On 7 July 2022, the Cyberspace Administration of China (“CAC”) issued the Measures for Security Assessment for Outbound Data Transfer, which became effective on 1 September 2022. The Measures for Security Assessment for Outbound Data Transfer shall apply to the security assessment of important data and personal information collected and generated by a data processor in its operation within the PRC, which are to be transferred abroad.

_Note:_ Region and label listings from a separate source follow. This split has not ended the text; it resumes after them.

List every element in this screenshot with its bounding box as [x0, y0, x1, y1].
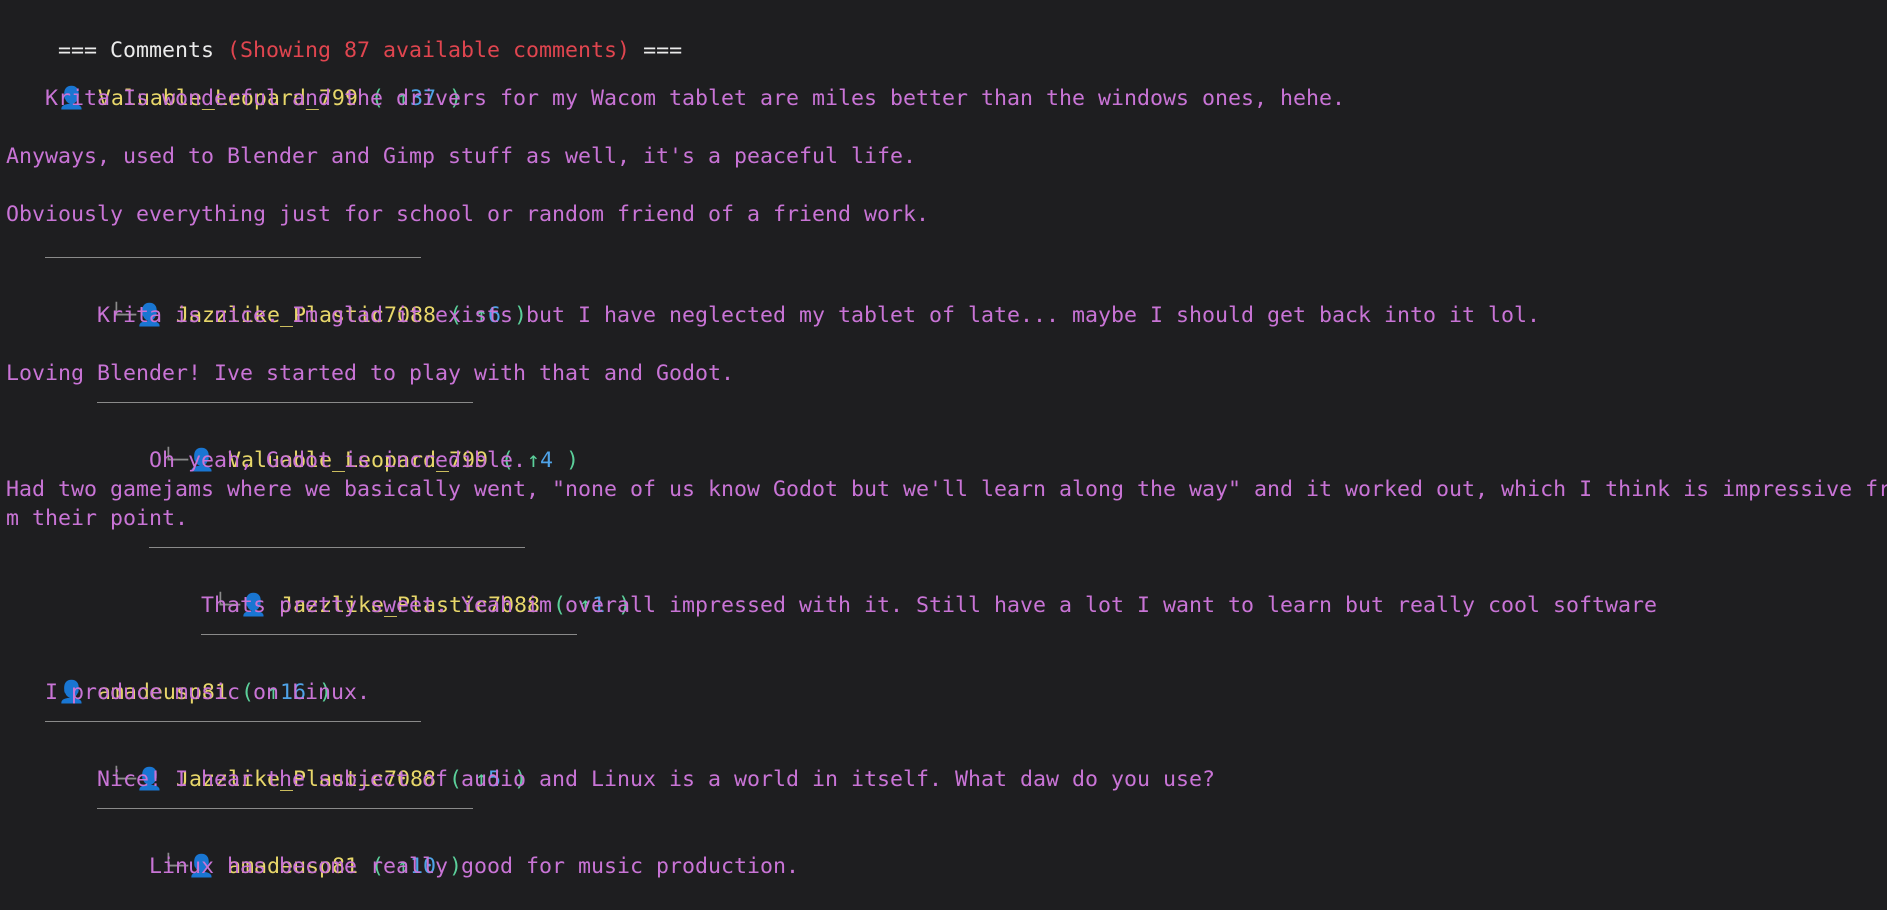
up-arrow-icon[interactable]: ↑: [527, 448, 540, 473]
comment-divider: [97, 808, 473, 809]
comment-header[interactable]: └─👤 amadeusp81 ( ↑10 ): [110, 823, 462, 879]
comment-body: Had two gamejams where we basically went…: [6, 477, 1887, 502]
comment-header[interactable]: └─👤 Jazzlike_Plastic7088 ( ↑1 ): [162, 562, 631, 618]
comment-body: Krita Is wonderful and the drivers for m…: [45, 86, 1346, 111]
comment-body: I produce music on Linux.: [45, 680, 371, 705]
comment-divider: [45, 721, 421, 722]
comment-divider: [149, 547, 525, 548]
comment-divider: [45, 257, 421, 258]
terminal-window: === Comments (Showing 87 available comme…: [0, 0, 1887, 892]
comment-body: Linux has become really good for music p…: [149, 854, 800, 879]
comment-header[interactable]: 👤 Valuable_Leopard_799 ( ↑37 ): [6, 55, 462, 111]
comment-body: Loving Blender! Ive started to play with…: [6, 361, 735, 386]
comment-body: Nice! I hear the subject of audio and Li…: [97, 767, 1216, 792]
comment-body: Krita is nice. Im glad it exists but I h…: [97, 303, 1541, 328]
comment-body: Oh yeah, Godot is incredible.: [149, 448, 527, 473]
score: 4: [540, 448, 554, 473]
comment-divider: [201, 634, 577, 635]
comment-header[interactable]: └─👤 Valuable_Leopard_799 ( ↑4 ): [110, 417, 579, 473]
comment-body: Anyways, used to Blender and Gimp stuff …: [6, 144, 917, 169]
comment-divider: [97, 402, 473, 403]
comment-header[interactable]: 👤 amadeusp81 ( ↑16 ): [6, 649, 332, 705]
comment-header[interactable]: └─👤 Jazzlike_Plastic7088 ( ↑6 ): [58, 272, 527, 328]
comment-body: Thats pretty sweet. Yeah im overall impr…: [201, 593, 1658, 618]
comment-body: m their point.: [6, 506, 189, 531]
header-suffix: ===: [630, 38, 683, 63]
comment-body: Obviously everything just for school or …: [6, 202, 930, 227]
comment-header[interactable]: └─👤 Jazzlike_Plastic7088 ( ↑5 ): [58, 736, 527, 792]
comments-header: === Comments (Showing 87 available comme…: [6, 7, 682, 63]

A data processor shall apply for the security assessment of an outbound data transfer to the CAC through the local cyberspace administration at the provincial level if it provide data outside China and fall into one of the following circumstances: (i) it provides important data abroad; (ii) it is a critical information infrastructure operator or it processes the personal information of more than 1 million individuals in total; (iii) it has exported the personal information of more than 100,000 persons in aggregate or the sensitive personal information of more than 10,000 persons in aggregate since January 1, of the previous year; or (iv) other circumstance subject to a security assessment for data export as required by the CAC.

 

According to the Measures for Standard Contract for Outbound Transfer of Personal Information issued by the CAC on 22 February 2023 and effective from 1 June 2023, to provide personal information to an overseas recipient through the conclusion of the standard contract, a personal information processor shall meet all of the following circumstances: (i) it is not a critical information infrastructure operator; (ii) it has processed the personal information of less than one million individuals; (iii) it has cumulatively provided the personal information of less than 100,000 individuals to overseas recipients since January 1 of the previous year; and (iv) it has cumulatively provided the sensitive personal information of less than 10,000 individuals since 1 January of the previous year. In addition, the Measures for Standard Contract for Outbound Transfer of Personal Information require that all outbound transfers of personal information that have been carried out before 1 June 2023 and do not comply with the provisions of the Measures for Standard Contract for Outbound Transfer of Personal Information be rectified within 6 months.